Dr. Kingsley Moghalu, deputy governor of Nigeria's central bank, has written a book Emerging Africa: How the Global Economy's 'Last Frontier' Can Prosper and Matter. Among other things, it challenges the competing narratives that Africa is a mess or, conversely, that Africa has had a renaissance. He says Africa hasn't risen, but that it can, and he lays out a plan for making that happen.

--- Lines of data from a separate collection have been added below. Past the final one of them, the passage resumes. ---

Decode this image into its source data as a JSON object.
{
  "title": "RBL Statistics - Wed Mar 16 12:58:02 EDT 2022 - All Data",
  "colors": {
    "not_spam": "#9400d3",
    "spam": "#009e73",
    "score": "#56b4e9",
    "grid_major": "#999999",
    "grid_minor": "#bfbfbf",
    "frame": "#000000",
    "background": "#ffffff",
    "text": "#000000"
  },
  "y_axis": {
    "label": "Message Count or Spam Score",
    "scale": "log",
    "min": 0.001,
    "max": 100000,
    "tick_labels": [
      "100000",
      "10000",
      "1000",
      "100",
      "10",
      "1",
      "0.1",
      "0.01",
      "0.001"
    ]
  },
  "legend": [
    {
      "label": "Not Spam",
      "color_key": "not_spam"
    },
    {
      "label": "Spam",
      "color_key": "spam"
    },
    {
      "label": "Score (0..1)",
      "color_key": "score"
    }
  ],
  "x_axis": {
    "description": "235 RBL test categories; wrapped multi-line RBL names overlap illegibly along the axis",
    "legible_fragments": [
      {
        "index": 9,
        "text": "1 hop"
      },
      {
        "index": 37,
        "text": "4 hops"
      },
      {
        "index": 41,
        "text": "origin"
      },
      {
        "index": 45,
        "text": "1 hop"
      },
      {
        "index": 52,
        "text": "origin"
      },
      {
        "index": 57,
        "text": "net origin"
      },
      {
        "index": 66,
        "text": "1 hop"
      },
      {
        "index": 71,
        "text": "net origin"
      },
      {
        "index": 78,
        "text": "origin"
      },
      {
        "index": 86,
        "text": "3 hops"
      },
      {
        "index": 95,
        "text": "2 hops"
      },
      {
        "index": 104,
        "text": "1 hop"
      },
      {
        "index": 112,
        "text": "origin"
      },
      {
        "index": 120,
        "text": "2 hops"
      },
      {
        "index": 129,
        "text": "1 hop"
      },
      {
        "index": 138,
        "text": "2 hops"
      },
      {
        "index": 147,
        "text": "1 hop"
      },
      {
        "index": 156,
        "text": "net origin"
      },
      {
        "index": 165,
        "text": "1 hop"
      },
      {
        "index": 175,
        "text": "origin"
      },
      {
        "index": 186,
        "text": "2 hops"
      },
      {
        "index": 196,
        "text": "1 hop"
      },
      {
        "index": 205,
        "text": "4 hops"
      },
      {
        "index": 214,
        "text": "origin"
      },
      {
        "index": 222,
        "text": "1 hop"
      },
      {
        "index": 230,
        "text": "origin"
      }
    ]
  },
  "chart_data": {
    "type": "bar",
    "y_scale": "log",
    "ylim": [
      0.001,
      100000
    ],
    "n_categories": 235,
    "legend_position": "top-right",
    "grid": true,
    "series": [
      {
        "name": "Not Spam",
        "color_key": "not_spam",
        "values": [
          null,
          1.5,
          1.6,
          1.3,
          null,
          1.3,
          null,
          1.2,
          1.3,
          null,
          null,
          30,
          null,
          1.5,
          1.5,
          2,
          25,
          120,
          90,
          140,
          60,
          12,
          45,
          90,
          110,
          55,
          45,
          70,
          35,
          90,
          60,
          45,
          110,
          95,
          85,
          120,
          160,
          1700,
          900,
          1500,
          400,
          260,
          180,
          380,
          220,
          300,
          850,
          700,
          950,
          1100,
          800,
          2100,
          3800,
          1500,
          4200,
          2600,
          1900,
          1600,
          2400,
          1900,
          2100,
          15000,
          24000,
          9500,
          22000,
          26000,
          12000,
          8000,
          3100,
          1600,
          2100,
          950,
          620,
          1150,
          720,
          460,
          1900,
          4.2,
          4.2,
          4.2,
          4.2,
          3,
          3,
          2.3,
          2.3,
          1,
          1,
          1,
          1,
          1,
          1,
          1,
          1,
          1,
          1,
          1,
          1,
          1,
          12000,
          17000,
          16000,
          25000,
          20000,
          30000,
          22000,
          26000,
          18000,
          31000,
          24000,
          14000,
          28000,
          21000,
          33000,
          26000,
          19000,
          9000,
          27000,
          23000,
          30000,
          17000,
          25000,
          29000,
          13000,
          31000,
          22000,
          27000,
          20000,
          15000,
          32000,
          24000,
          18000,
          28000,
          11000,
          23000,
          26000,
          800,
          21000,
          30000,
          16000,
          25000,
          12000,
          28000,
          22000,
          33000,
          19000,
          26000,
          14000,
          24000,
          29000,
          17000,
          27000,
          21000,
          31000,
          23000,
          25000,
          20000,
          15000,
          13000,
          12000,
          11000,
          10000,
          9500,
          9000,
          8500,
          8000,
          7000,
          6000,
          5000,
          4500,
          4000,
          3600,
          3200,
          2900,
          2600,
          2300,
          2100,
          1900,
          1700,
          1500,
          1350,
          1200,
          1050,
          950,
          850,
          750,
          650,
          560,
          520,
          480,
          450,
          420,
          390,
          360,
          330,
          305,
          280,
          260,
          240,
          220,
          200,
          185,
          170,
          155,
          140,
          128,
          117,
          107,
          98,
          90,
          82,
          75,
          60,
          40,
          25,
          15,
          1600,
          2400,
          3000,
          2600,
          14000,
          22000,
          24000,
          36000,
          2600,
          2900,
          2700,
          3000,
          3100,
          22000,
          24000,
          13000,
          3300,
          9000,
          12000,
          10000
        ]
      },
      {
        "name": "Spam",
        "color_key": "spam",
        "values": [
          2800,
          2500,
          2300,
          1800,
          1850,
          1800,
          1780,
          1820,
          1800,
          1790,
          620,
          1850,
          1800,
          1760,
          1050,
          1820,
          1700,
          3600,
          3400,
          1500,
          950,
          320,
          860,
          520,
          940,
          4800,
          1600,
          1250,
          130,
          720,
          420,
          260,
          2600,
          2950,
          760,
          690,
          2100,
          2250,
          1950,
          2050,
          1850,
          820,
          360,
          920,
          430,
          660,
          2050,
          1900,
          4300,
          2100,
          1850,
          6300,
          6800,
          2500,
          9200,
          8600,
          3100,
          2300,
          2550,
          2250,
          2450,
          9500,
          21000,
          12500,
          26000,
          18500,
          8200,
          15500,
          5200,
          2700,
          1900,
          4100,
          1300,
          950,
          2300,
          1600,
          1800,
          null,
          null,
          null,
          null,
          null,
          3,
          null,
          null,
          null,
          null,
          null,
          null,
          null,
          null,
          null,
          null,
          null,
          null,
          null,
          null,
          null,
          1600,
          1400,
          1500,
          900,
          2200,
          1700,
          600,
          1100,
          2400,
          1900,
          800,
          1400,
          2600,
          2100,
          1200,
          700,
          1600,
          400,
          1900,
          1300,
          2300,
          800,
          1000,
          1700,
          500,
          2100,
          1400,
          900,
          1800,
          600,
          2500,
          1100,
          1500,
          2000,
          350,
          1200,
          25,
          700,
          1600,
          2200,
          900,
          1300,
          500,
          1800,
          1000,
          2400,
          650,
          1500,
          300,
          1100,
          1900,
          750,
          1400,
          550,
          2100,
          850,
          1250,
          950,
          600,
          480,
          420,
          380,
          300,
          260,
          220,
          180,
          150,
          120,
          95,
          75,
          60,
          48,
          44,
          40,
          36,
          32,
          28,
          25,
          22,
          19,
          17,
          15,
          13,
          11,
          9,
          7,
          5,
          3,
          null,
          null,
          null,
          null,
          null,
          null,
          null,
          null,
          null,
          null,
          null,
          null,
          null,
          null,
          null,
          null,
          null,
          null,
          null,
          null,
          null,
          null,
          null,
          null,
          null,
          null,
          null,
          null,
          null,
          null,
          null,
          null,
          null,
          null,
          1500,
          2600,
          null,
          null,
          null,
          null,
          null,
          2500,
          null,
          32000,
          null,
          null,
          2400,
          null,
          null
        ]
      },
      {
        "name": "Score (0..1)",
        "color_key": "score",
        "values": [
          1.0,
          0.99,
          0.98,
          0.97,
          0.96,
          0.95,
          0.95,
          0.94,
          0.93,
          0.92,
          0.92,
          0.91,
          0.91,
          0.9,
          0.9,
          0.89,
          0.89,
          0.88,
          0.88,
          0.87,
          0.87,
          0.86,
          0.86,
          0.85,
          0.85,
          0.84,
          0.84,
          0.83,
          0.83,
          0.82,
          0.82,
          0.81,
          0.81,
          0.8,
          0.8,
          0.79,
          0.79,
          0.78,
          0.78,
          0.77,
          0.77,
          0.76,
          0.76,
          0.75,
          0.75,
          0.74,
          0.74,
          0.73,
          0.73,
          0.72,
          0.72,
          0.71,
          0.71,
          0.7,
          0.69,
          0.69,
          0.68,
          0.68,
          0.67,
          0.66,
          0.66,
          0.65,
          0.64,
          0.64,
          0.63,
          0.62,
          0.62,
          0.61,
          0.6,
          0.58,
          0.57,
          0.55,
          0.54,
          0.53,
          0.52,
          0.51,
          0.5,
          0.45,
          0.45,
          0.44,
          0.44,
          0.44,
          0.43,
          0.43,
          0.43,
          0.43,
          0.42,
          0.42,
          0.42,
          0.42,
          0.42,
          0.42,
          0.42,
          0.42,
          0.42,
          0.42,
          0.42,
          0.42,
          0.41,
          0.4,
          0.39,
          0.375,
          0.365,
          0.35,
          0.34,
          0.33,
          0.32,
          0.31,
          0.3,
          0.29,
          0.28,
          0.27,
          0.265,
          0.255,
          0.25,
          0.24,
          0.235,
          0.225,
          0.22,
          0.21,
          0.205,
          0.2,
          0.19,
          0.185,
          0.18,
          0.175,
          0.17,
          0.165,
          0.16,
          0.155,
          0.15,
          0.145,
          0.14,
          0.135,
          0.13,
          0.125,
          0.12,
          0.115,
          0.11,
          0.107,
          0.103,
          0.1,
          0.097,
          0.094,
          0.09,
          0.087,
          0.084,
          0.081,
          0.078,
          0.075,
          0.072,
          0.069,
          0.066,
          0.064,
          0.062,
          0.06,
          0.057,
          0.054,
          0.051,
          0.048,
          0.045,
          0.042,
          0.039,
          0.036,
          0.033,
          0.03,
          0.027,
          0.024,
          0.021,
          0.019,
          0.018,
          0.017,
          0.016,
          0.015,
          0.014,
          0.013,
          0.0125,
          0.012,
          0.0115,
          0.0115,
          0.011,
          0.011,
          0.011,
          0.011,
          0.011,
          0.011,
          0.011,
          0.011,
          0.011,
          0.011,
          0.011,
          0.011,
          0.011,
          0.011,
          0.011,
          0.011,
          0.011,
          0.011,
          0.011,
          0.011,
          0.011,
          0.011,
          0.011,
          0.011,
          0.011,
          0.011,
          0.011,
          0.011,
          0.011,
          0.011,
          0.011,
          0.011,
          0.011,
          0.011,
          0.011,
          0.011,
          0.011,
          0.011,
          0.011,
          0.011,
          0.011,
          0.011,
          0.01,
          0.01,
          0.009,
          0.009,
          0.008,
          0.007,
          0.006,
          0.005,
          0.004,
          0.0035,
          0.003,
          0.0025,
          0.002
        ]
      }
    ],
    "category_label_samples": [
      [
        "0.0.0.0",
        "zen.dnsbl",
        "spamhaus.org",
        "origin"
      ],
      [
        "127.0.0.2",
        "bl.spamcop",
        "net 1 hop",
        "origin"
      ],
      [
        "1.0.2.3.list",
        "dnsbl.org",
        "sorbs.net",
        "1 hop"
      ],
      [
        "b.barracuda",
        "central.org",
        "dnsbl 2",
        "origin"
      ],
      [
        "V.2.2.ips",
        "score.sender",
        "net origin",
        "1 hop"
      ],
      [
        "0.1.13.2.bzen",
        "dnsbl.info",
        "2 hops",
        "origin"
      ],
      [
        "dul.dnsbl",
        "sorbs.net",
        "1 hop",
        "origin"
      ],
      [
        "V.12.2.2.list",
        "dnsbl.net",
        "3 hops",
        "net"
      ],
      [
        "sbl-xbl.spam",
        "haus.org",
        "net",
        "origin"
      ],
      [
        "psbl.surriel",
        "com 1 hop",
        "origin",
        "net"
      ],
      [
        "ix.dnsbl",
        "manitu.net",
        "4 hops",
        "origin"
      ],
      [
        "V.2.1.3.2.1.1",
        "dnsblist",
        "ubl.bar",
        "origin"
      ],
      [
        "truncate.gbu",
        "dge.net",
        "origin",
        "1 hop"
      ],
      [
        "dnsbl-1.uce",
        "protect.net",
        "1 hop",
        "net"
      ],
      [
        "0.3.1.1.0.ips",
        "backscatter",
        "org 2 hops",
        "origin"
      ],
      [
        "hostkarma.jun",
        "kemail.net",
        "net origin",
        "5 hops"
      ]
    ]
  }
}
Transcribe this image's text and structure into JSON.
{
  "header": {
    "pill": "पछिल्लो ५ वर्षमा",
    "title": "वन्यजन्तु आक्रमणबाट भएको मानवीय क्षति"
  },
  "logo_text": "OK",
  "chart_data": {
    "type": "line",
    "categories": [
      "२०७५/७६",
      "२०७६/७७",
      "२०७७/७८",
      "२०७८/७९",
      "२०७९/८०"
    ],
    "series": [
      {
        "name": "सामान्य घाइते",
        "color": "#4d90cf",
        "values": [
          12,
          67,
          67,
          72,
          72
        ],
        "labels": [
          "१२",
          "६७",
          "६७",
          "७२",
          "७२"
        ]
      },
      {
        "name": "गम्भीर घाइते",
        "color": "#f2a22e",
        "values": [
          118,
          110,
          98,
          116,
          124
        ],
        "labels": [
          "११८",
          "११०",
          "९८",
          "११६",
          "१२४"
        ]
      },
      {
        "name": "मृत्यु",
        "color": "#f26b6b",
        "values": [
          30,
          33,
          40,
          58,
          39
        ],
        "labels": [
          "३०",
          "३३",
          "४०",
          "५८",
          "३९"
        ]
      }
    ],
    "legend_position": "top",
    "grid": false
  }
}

What's your view on those differing narratives?

That Africa will rise. So I agree with him that we are, vis a vis the potential we have, underperforming. But that we will rise. We are rising.

It's impossible to build a country, to build a continent, to build an economy without peace. Throughout the 90s, the continent was on fire, for the reasons that we know well. People could not participate. People could not speak. Governments were not responsible to the people and were not responsive to their people, and people found other means [of pursuing change], because of frustration.

And the crazy things about wars, they don't end on schedule. And that killed us. That slowed us down. When I left Liberia, to be honest, I wasn't coming back. There was nothing. We went to school during that time as an end in itself, not as a means to an end. Kids just went to school because there was nothing else to do. Not because there was some hopeful future. There was all war, and you never knew you would live through the next phase of the war.

That's not happening anymore. Once we got peace and we got leadership that actually cares, we did a poverty reduction strategy and ran the government around reducing poverty. We are measuring performance.

Technocrats are appearing. Parents are willing to make sacrifices if there is the hope that their kids will have a better life than they had.

That's what is offered now to Africa. I think when I am an old man and I am explaining to young people that there used to be a time that for weeks we didn't have any electricity and they will be like "What!" I'm confident we are moving in the right direction. Not just Liberia but the continent.

I have a daughter, six years old. Someday I'm going to be able to proudly say to her that I was one of the people who along with Ellen Johnson Sirleaf, rebuilt our destroyed country (laughs). It's been an incredibly fulfilling and amazing journey, and I'm bullish about the future of Africa and not just Liberia. I think this is our time.